Simon Holt on why the current whip rules still cause him concern ahead of the Cheltenham Festival.
AS always at dread times like these, the tragic death of 24-year-old Michael O'Sullivan as a result of a fall at Thurles serves as a sobering reminder, just three weeks away from a meeting where the speed, the danger and the desire are never greater, of the extreme risks taken by jockeys every day.
O'Sullivan rode two winners at the Cheltenham Festival in 2023, including aboard Marine Nationale in the Supreme Novices' Hurdle, and those memories are bound to feature in the solemn thoughts of racegoers during a few moments of respectful silence before the same opening race of the meeting on March 11.

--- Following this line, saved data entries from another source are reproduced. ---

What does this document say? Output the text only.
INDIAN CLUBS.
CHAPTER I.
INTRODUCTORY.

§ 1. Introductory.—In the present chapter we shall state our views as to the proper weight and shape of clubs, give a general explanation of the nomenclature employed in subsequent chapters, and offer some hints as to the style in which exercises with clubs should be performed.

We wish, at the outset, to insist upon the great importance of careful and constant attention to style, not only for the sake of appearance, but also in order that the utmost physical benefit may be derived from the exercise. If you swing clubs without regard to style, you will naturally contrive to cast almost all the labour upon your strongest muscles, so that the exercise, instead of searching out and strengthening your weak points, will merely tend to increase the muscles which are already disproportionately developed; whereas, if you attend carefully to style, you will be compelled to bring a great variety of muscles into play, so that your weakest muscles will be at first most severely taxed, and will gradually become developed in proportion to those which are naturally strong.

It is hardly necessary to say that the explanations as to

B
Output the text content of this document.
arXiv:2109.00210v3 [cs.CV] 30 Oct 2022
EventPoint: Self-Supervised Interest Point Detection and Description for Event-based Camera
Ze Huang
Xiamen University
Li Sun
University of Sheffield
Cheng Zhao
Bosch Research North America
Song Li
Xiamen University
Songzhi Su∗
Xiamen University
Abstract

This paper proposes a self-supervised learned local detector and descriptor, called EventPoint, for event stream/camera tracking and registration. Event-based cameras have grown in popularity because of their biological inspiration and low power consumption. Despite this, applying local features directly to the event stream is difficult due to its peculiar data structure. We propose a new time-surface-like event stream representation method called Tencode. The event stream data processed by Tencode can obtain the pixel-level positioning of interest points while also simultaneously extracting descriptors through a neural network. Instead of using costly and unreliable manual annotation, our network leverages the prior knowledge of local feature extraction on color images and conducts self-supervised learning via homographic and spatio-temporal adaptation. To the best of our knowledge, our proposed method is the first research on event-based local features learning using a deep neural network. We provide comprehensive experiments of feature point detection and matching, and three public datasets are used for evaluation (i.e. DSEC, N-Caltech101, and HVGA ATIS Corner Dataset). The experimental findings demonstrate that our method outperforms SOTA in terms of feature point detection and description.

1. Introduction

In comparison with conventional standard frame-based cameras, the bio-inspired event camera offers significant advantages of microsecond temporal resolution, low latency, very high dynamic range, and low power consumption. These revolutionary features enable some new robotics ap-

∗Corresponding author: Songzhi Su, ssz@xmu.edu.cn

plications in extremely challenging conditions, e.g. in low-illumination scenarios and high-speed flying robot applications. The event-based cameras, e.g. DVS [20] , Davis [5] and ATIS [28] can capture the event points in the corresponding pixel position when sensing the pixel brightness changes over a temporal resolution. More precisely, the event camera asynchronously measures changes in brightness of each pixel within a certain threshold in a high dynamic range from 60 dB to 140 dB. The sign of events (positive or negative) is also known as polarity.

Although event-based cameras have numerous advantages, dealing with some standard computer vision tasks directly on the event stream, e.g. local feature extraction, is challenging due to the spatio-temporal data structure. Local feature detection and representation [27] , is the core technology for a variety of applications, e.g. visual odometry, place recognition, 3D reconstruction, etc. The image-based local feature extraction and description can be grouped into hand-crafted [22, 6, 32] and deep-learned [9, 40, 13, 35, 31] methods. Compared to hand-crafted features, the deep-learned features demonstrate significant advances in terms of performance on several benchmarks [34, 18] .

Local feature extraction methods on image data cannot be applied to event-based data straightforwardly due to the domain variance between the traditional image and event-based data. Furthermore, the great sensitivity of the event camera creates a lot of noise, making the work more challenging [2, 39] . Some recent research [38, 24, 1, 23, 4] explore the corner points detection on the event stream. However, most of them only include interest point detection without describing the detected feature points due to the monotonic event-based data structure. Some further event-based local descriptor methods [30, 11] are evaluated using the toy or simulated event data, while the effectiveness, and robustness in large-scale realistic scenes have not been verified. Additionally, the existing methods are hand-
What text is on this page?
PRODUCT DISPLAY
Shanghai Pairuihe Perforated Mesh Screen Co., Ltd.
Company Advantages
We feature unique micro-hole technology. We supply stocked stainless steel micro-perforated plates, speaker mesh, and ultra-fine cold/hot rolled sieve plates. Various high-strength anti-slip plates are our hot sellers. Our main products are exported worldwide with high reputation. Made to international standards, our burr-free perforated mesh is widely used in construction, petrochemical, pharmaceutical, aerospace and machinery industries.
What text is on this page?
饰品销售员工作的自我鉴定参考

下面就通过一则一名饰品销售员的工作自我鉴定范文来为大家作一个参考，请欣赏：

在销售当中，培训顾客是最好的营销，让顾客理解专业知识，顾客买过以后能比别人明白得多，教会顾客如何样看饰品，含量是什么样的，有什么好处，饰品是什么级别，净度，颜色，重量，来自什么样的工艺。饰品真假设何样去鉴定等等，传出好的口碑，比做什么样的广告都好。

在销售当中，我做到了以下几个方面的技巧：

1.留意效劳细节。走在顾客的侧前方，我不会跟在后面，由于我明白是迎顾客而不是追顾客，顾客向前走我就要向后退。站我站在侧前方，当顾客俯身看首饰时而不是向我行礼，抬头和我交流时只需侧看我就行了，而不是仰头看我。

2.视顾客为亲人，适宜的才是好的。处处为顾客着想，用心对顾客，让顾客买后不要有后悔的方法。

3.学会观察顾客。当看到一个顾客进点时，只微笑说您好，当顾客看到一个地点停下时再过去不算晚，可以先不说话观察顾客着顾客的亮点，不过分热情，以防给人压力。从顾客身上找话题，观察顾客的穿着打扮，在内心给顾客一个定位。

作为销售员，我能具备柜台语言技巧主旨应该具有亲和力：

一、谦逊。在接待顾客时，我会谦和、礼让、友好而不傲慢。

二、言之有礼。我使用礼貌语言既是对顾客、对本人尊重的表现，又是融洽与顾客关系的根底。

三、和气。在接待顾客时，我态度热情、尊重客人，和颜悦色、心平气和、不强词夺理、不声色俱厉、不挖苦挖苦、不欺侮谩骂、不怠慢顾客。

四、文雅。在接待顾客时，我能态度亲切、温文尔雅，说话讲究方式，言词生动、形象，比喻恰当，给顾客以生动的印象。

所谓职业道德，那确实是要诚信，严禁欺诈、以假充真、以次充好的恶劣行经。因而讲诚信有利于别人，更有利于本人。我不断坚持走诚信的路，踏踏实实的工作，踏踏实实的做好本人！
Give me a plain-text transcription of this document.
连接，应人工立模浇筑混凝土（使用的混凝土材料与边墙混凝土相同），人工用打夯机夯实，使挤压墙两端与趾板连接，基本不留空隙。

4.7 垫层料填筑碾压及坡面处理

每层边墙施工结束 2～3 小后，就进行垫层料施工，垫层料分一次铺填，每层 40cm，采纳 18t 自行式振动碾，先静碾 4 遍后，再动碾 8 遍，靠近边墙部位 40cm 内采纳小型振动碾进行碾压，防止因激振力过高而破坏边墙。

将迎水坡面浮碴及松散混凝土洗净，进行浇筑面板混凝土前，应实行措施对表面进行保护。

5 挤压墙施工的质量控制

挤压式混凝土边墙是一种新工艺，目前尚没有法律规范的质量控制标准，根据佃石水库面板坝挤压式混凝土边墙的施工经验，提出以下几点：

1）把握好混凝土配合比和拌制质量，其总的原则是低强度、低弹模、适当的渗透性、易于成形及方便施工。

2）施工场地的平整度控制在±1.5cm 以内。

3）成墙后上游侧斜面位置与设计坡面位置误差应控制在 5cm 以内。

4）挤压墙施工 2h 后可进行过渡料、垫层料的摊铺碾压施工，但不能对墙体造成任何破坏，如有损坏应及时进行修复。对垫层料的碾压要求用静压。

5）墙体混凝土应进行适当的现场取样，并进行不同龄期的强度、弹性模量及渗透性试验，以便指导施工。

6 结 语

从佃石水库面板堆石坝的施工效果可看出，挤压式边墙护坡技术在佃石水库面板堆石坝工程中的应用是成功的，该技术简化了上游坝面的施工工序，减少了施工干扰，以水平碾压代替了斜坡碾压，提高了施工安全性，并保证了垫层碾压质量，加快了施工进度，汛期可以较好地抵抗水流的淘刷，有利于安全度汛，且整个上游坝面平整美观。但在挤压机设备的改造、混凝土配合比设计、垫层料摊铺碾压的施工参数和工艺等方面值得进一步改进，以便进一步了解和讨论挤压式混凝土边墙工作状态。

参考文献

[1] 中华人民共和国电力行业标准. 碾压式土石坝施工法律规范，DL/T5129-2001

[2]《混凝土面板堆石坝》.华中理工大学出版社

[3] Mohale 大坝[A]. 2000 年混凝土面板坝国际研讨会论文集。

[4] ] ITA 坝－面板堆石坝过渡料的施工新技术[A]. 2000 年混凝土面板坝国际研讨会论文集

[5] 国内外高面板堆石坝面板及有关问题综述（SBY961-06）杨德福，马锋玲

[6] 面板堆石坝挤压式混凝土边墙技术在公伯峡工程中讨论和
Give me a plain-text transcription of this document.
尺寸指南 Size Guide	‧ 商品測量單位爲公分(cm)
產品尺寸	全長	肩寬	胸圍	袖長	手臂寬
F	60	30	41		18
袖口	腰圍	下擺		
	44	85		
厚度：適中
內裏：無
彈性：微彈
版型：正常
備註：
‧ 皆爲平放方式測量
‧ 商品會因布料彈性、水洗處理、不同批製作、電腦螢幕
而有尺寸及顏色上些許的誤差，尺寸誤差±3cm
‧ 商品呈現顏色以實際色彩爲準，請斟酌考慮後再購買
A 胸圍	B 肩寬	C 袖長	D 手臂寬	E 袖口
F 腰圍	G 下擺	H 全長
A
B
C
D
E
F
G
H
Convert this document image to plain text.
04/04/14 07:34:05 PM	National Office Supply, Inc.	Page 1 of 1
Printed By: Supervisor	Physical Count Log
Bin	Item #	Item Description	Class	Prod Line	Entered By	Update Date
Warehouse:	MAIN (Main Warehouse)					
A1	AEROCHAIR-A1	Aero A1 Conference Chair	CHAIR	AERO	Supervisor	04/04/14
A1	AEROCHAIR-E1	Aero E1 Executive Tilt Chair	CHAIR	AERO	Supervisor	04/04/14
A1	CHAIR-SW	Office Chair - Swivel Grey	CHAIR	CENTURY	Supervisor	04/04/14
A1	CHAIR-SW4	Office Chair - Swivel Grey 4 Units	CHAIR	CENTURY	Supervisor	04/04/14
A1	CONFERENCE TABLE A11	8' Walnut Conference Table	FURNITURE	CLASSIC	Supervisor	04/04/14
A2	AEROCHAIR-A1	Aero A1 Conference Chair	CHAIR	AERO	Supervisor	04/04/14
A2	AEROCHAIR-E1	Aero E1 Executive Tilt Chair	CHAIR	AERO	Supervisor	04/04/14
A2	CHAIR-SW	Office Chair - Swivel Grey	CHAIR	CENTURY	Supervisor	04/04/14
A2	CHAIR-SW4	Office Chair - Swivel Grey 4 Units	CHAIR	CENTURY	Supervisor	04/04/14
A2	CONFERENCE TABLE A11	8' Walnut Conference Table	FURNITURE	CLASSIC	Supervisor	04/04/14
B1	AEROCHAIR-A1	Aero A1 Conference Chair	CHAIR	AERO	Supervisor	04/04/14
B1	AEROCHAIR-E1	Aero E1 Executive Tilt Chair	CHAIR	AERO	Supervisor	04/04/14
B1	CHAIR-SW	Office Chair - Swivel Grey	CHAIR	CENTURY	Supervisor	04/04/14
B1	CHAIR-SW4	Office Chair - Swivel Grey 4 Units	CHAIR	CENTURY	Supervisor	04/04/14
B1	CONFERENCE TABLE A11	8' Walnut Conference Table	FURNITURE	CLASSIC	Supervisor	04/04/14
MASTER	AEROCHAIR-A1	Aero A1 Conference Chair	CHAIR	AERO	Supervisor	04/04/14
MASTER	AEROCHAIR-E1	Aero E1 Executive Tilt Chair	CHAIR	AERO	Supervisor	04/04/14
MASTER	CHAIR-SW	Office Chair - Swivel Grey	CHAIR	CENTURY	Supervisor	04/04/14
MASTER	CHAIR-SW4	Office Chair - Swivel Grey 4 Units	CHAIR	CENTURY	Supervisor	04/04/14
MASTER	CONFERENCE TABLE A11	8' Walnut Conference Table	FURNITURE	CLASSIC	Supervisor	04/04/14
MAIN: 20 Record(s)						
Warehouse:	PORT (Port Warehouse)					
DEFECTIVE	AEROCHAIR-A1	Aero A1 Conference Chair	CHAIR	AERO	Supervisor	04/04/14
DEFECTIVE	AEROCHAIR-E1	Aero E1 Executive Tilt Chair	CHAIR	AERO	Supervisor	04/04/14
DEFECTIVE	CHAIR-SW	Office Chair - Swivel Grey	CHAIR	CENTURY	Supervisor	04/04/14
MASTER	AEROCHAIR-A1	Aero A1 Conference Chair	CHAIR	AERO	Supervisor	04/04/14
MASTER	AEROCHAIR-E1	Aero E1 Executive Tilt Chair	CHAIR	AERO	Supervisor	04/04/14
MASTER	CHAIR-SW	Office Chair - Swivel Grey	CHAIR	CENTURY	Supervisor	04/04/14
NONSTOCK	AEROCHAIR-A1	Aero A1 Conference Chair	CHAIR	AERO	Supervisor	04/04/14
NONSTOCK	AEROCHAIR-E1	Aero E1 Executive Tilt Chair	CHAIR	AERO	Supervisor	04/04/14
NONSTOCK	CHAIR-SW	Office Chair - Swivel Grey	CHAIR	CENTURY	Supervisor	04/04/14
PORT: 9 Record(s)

It is so gut-wrenchingly sad.
While the home of steeplechasing, amid annual decreases in attendance and some shocking customer feedback last year, will be expected to provide an improved experience this time, the possibility of serious injury to horses and riders can never be entirely preventable.
What can be avoided though - and this is something that now worries me ahead of all major meetings - are self destructive issues resulting from poorly drawn up rules.
I refer to the disqualification for horses whose jockeys have exceeded the whip guidelines, a rule which has put British racing in a position where it could be embarrassed.
And it is at the big meetings like Cheltenham, with so much at stake, where jockeys are more liable to try a little too hard.
When the nuclear option of disqualification for overuse of the whip was first mooted, those in favour claimed that, after one demotion, it wouldn't happen again.
I remember discussing the point with Sir Mark Prescott on 'Sky Sports Racing' a few years ago and counter-argued that to err is human. I felt there would always be the odd breach.
So, sadly, it has proved. The highest profile thus far came in last October's Cesarewitch when first past the post Alphonse Le Grande was disqualified after the stewards considered that his rider Jamie Powell had exceeded the six-strike limit by four thereby triggering disqualification.
After an appeal, the BHA's independent disciplinary committee decided, very surprisingly, that Powell's crucial 10th strike was unintentional and not the same as the previous nine, and Alphonse Le Grande was reinstated.
As the governing body has ducked out of making whip-related disqualifications on race day (thereby acknowledging how upsetting it can be for punters), backers of the nose Cesarewitch runner-up Manxman neither got paid on the day, or following the original decision to disqualify.
It was all a complete mess and made the sport look stupid.
Two months later, jump jockey Lorcan Williams struck his mount Captain Bellamy 11 times at Newbury. The horse was disqualified and Williams banned for 14 days.
So it's still happening. Not often but there is always the chance of human error.

Notwithstanding the clumsy way in which decisions to disqualify are made, the great weakness in the rule, in my opinion, is that it is completely hypothetical whether an extra strike of the whip made any difference to the result given the different ways in which horses respond.
While no longer a welfare issue, nobody wants to see horses whipped repetitively - even with the modern padded whip carried by Lorcan Williams - and there is a strong argument that too much whip can be self-defeating, often resulting in horses becoming unbalanced and losing momentum.
Jockeys who break the rules should be punished, but not the owners, trainers nor, most importantly, the punters who backed the winner.
If not disqualification, the big question is one of alternative deterrent and it can only be in the form of stiff fines and suspensions.
Such punishments have not always been effective in the past but the Premier Racing model, if it's good for anything, offers a potential template whereby a jockey guilty of overuse of the whip could be banned from a number of Premier meetings.
During the summer, Premier meetings at Newmarket, Epsom, Ascot, Sandown, Goodwood and York will feature in Hong Kong's World Pool which provides plenty of liquidity for backers and has become a significant boost to the racecourses involved.
But there is little harmonisation in rules among the various jurisdictions which stage World Pool races and, at the territory's international meeting in early December, the Royal Hong Kong Jockey Club CEO Winfried Englebrecht-Bresges asserted that, if a horse was demoted in a World Pool race due to the jockey overusing the whip, the race would be voided for betting purposes.
Interviewed by the 'Racing Post', he said: "We would pay back the bets. Our global customers would not accept disqualification due to the use of the whip.
"I respect that jurisdictions have different views but customers wouldn't accept it."
He added: "If you do this with customers, they can turn away forever. We have 350,000 people in our off track betting centres and we had a horse some time ago demoted from first to fifth due to interference and we had to call the police because they were rioting.
"We have to respect the decisions of jurisdictions but we also have to protect our customers."
With the World Pool expanding all the time much to the benefit of some racecourse's coffers, the potential for some deeply embarrassing, illogical decision-making leading to a voided betting race threatens to disenchant bettors both domestically and beyond our borders.
More immediately, one hopes that the first 'major' of the year will not be smeared by a Cesarewitch-type controversy.
The tapes will soon be up for the Supreme Novices' Hurdle, with another Flat season to follow, and one has to question if the stakes surrounding disqualification for overuse of the whip are just too high.